Aidan Ajit Singh

Homepage Projects Music Experience

Predicting song genre with Spotify Metadata

This project presents an AdaBoost model to predict the genre of music given Spotify song features. The model was able to achieve above .78 area under receiver-operating characteristic scores for all classes, and above .9 for more than half of the classes.

Methodology

The data consists of 50000 data points, with 10 genres containing 5000 points each. A train-test split of 9:1, with the split calculated separately for each class.

The data was not fully numeric and had missing values, so data preparation was necessary. The artist name and track name features were converted into features that represented the length of the artist and track names. Additionally, a predictor was extracted from the track name that was 1 if the name included ‘feat.’ (meaning the song had a feature), and 0 if not. The key column was converted from strings of the root of the scale to a number (12 total, for the 12 tone scale system). The mode column was converted to two columns denoting major and minor, a 1-hot encoding of the original. The tempo column was missing several values, so these were set to 0 as this would allow these data points to be used. From my domain knowledge of music, tempo should be a good predictor of genre, so I set missing values to 0 so the model might learn that a 0-tempo has no correlation with genre, instead of an average tempo confusing the model.

Once numeric, all the data was normalized with 0-mean and unit variance. Dimensionality reduction using PCA was attempted, but showed poor separation of classes.

I used the SKlearn AdaBoost model, with decision tree classifiers, a max depth of 1, 2000 estimators. 2000 estimators might be excessive, though it proved to have good performance and computational resources were not a concern.

Evaluation

The model performance is measured using AUROC as well as a confusion matrix.

Conclusions

AUROC was highest for Classical music. This correlates well with the instrumentation, as most other genres (besides anime) are either band music (Jazz, Alternative, Country, Blues, Rock) or electronic instrument music (Electronic, Rap, Hip-Hop). The confusion matrix illustrates how anime was mostly misclassified as Classical, though Classical had the highest true positive rate.

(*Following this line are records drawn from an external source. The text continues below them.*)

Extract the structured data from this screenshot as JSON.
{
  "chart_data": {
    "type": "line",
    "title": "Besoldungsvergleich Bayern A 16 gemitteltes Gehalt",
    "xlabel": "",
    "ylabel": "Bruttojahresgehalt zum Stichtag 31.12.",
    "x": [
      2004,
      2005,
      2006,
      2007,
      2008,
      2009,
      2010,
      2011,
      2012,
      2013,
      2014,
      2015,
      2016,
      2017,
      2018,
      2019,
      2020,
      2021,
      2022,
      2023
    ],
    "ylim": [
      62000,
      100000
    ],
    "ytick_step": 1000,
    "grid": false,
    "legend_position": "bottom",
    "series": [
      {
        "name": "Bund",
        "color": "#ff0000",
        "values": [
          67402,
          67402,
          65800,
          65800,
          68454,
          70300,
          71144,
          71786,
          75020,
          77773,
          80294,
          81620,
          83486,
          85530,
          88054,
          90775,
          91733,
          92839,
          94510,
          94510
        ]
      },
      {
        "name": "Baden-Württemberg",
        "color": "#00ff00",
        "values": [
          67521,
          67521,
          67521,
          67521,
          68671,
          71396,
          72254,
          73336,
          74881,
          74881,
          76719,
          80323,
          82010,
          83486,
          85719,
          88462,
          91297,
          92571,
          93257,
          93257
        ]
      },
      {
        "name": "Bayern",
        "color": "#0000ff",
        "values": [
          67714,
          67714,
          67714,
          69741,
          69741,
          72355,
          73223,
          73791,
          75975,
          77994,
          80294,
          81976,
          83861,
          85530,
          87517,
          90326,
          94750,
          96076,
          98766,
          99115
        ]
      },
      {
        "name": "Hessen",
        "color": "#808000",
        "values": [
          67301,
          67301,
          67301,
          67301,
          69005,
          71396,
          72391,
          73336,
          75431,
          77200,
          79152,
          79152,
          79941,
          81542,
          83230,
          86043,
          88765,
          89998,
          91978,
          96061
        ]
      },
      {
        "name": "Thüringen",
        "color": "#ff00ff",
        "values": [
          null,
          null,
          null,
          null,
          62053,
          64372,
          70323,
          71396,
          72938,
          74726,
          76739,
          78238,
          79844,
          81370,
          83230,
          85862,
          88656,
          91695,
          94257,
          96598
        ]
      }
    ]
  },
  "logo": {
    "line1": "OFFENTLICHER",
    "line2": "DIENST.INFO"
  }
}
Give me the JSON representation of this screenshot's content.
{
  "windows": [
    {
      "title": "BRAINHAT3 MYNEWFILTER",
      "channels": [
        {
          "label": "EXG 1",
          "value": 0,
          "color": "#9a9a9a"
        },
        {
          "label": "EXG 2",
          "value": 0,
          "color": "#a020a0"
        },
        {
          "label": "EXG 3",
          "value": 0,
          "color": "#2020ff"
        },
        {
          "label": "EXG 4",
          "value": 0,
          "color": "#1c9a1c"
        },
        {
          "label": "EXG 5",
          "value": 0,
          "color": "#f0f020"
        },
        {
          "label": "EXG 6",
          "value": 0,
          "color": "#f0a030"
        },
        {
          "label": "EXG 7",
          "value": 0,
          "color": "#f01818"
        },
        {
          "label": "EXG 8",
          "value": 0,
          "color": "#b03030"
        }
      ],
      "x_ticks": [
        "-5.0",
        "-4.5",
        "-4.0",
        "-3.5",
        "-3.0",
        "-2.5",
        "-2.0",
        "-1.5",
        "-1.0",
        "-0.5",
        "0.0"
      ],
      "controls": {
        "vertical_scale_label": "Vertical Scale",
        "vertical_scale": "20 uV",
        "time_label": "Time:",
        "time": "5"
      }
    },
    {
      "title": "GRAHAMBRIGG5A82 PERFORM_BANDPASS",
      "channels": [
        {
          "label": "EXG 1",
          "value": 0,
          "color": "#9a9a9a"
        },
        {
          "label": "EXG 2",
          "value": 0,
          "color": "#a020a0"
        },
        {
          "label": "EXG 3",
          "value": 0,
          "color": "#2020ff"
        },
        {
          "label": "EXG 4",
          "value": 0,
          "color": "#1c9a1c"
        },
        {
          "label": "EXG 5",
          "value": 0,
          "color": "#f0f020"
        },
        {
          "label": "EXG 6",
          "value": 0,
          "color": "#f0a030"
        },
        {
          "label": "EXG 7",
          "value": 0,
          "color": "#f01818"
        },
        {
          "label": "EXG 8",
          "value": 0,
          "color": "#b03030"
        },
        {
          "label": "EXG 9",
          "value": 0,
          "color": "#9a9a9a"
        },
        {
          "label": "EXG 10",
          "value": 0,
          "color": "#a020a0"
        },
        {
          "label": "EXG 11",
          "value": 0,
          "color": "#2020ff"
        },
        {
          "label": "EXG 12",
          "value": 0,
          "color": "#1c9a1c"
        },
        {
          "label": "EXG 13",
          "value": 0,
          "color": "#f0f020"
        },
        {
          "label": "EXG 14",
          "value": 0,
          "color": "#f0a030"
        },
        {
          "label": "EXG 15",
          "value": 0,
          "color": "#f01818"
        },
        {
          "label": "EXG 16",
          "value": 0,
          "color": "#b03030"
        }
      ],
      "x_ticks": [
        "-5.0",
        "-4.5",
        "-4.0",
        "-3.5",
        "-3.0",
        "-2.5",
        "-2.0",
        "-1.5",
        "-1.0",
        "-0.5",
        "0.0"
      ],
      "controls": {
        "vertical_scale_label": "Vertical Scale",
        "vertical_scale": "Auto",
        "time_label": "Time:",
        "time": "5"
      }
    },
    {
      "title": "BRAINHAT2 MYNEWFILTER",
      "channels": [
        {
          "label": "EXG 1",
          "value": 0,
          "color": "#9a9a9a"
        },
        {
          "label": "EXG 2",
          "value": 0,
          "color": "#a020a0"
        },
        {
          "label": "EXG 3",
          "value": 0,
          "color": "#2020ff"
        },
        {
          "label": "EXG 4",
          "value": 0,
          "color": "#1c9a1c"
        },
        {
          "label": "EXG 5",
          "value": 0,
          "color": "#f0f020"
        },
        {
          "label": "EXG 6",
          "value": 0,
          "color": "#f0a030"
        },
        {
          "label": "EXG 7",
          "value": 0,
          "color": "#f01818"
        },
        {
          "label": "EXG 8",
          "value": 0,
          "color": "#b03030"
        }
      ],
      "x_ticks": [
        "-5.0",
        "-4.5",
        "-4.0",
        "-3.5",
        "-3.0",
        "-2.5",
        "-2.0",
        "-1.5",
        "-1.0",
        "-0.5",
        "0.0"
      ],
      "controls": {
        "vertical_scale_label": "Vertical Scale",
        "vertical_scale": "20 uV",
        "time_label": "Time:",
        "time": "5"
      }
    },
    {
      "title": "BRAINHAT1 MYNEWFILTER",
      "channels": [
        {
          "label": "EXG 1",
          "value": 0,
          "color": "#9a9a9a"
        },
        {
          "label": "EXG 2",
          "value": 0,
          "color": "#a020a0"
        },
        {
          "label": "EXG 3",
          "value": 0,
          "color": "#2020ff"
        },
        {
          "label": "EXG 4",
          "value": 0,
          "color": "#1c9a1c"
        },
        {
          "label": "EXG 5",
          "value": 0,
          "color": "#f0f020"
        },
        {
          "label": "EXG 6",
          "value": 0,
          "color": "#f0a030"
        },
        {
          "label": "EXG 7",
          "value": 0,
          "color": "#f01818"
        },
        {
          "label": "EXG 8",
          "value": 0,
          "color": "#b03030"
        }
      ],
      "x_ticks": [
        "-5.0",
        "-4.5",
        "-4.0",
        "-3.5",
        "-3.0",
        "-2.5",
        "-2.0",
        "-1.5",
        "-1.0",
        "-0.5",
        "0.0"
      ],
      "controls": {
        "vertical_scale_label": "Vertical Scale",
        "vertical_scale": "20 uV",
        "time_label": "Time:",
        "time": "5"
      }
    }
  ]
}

Additionally, with Rap and Hip-Hop having much overlap in terms of tradition, instrumentation, and artists, the model represented this closeness through their frequent confusion/misclassification.

Since the model generally represents confusion we might have on the human level of genre, it is a safe assessment that the model is an accurate predictor of genre, and it is probably near human-level performance.

The data did include features such as “key” which were represented in the western 12-tone system, which means the model is inherently western biased, and it should be explored how other tuning systems or diverse metrics might impact model performance. It is also worth scrutinizing how key was included but not time-signature.